Drawing on a wealth of resources—her brother’s diaries and letters, periodicals and books, radio and television, and interviews, some made at the fiftieth anniversary of Freedom Summer in 2014—Julie Kabat creates a compelling story about a significant period in the nation’s history and addresses continuing issues of civil rights and racial equality.
Kabat’s beautiful, moving memoir of her brother Luke’s civil rights activism in Meridian, Mississippi during Freedom Summer is at once a compelling historical document and deeply personal homage. Luke, a medical student at Stanford, left the safety of Palo Alto in the summer of 1964 to be one of more than seven hundred student activists risking their lives for racial equality. He’d had a good role model in his own father, blacklisted during the McCarthy era for refusing to fire other blacklisted doctors. Forced to move to Providence, Rhode Island for the only work in his field he could get, he and his family were met by the discreet wall of genteel anti-Semitism. It is in the context of this silent shunning that the deep bond between Julie and her brother grew and thrived, and his own activism was born. By using Luke’s letters and diary entries to tell the story, Kabat brings this extraordinary young man into vivid, breathing life.

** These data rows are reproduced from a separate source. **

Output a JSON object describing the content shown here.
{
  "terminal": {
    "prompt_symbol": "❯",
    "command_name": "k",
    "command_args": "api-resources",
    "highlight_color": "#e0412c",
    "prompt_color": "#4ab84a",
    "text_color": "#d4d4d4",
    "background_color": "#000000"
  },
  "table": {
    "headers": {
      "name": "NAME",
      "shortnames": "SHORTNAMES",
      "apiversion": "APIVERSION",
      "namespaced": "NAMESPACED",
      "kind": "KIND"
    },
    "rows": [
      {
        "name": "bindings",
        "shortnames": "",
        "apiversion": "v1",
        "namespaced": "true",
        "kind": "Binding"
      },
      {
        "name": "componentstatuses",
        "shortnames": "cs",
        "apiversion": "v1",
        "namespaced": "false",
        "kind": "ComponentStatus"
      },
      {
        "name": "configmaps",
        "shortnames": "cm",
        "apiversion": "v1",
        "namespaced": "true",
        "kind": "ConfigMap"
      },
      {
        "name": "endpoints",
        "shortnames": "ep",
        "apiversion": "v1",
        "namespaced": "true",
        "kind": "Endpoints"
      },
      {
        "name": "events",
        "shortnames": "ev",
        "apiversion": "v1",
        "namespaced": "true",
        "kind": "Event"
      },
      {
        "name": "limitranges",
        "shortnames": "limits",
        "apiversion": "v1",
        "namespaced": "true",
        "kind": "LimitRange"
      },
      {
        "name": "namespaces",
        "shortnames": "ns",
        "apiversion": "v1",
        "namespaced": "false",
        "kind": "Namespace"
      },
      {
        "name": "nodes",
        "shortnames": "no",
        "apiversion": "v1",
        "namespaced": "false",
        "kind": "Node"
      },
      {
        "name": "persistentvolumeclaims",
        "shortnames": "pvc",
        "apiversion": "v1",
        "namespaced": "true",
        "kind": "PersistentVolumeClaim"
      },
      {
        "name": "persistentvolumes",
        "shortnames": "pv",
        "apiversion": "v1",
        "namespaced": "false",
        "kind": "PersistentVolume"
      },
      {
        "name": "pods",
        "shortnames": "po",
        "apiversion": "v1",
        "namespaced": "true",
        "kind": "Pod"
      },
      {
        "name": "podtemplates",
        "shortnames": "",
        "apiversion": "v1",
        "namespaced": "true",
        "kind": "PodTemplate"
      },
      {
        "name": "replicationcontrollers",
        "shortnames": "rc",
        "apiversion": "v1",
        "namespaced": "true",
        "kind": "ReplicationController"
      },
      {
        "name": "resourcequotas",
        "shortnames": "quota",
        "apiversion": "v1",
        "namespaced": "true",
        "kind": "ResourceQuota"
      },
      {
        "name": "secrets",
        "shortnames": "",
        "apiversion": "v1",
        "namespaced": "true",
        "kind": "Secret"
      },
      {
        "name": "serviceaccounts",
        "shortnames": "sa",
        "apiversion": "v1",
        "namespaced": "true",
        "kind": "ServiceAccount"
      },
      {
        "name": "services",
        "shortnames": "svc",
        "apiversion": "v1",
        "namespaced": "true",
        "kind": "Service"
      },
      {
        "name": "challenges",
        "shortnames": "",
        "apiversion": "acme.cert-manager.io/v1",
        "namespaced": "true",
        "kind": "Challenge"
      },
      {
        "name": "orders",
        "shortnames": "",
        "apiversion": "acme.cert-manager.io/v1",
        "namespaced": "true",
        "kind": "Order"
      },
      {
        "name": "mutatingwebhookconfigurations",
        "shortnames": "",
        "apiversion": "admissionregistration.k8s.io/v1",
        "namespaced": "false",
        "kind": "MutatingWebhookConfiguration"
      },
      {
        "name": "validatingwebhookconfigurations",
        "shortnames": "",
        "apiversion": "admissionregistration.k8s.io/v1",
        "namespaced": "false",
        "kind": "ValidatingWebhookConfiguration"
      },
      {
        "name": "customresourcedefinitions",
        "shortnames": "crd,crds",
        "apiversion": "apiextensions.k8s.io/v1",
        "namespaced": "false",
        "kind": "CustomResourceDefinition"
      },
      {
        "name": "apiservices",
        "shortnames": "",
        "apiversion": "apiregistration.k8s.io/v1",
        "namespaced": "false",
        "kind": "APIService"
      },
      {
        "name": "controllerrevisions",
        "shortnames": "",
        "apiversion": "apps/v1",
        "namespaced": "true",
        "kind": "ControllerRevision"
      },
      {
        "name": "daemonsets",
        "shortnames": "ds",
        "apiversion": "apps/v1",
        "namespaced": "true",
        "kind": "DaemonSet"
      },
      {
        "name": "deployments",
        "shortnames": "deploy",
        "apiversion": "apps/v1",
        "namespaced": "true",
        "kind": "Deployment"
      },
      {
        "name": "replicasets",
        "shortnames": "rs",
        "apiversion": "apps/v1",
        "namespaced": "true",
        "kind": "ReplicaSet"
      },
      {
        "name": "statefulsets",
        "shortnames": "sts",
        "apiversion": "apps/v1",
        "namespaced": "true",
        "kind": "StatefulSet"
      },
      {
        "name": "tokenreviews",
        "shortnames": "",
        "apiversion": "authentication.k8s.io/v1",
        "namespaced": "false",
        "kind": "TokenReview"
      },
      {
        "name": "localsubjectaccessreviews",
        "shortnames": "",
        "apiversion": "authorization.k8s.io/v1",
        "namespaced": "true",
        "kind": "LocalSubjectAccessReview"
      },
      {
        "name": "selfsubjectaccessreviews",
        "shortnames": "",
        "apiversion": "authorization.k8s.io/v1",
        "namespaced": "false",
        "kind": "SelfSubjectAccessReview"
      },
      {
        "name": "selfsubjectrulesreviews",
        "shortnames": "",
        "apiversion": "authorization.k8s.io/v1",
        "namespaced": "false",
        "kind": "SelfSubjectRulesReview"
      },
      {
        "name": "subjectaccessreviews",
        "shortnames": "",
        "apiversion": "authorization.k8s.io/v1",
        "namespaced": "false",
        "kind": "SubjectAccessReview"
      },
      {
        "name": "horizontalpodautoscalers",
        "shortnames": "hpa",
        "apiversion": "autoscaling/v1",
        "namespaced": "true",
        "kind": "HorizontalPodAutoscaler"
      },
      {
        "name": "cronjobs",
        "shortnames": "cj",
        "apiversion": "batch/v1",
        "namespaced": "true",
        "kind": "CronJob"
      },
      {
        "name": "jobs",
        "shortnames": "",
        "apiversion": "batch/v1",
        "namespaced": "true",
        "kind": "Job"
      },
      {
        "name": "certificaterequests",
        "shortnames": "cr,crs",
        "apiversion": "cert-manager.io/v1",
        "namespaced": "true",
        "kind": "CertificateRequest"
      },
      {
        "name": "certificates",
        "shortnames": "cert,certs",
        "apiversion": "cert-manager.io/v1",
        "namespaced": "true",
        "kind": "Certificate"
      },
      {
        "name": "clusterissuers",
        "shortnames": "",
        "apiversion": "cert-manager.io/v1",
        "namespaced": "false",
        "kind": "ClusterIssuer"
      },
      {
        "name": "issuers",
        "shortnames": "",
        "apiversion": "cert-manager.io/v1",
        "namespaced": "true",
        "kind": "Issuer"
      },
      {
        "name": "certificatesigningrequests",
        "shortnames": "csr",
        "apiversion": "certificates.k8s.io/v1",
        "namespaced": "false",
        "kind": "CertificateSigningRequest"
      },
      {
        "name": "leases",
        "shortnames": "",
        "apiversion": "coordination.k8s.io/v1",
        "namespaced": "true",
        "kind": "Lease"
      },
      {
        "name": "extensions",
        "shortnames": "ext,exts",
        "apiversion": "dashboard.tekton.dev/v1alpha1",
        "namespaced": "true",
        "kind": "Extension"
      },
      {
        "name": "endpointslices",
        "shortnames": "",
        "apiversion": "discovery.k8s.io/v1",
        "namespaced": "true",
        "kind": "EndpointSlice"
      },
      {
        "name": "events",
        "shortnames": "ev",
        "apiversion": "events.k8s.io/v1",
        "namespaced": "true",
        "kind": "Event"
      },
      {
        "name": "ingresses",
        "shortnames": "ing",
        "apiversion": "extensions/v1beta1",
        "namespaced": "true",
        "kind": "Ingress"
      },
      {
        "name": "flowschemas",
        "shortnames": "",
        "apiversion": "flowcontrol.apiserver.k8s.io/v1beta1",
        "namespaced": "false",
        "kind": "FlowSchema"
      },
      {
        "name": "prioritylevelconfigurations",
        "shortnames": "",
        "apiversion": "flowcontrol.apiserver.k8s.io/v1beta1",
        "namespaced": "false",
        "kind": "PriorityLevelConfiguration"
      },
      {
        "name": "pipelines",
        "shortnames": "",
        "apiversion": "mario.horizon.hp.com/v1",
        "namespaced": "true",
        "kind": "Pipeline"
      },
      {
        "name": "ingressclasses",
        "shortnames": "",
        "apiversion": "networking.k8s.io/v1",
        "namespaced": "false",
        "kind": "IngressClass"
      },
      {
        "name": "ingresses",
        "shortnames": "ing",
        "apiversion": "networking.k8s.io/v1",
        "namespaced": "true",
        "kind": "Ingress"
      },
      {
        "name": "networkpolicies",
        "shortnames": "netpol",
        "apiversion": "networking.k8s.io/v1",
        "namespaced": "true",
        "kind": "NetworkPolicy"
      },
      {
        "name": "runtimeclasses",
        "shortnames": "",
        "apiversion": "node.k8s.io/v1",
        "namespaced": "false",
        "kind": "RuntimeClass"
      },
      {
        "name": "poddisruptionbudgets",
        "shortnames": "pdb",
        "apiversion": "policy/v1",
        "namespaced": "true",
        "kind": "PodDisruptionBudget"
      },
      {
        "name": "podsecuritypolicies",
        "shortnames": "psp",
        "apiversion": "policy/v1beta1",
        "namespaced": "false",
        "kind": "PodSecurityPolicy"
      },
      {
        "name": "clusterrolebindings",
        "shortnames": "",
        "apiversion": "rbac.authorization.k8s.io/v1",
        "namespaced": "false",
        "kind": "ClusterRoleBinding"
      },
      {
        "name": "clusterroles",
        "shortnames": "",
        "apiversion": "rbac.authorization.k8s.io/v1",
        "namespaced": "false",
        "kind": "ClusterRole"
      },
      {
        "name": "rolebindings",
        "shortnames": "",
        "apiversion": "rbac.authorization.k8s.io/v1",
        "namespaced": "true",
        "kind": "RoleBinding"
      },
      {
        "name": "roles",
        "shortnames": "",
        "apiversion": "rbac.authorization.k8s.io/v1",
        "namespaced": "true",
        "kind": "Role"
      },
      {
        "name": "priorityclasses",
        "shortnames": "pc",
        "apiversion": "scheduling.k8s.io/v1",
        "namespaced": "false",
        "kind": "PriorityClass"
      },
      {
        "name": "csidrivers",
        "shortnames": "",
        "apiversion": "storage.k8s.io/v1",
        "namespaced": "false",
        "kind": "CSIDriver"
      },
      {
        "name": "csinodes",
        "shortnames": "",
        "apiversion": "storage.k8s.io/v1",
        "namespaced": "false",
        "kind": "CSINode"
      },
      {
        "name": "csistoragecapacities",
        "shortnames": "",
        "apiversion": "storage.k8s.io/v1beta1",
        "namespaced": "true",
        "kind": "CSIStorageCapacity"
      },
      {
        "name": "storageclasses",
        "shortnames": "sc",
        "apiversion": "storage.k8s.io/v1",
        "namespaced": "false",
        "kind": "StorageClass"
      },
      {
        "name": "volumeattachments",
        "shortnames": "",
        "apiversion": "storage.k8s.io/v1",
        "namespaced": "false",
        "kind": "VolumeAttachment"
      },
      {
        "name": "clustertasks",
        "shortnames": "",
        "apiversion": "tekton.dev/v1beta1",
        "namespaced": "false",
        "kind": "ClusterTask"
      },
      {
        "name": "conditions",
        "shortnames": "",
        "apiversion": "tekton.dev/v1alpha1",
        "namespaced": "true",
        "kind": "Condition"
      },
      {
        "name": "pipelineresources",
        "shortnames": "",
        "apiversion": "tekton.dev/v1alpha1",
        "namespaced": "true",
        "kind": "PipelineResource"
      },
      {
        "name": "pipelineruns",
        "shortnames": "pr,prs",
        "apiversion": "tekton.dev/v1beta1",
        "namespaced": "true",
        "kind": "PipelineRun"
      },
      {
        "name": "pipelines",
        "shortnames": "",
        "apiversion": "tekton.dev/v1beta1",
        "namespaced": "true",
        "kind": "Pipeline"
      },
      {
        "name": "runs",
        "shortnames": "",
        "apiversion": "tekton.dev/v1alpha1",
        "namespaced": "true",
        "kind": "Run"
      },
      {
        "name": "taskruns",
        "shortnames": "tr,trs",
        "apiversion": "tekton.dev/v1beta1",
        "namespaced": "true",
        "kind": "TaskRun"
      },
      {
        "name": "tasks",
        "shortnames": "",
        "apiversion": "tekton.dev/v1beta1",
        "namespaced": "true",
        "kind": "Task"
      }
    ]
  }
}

Luke did what so many did. He volunteered. Teaching, mobilizing, befriending, giving of himself in ways great and small to Freedom Summer. What is remarkable about that volunteering is that he wrote it all down so candidly, so copiously, plainly, naively, bravely, commenting, evolving, challenging himself—and challenging each of us who read his incisive thoughts so many years later. Published, his journal entries and letters sit in the middle of a scatter of thousands of words written about Freedom Summer. But, because they were written in a moment of action, written for the purpose of grappling with his conscience, they permit us a rare journey. By writing as he did, he takes us into his mind—and into the hearts of so many others. He does something else, too. Luke was an extraordinary person taking ordinary actions in an extraordinary time. By leaving us with his unvarnished history, he shows us how simple humanity still means something—and how our own inner humanity will always mean something.
Julie Kabat has toured internationally as a composer, performer, singer, and storyteller. She previously worked for over forty years as a teaching artist in public schools.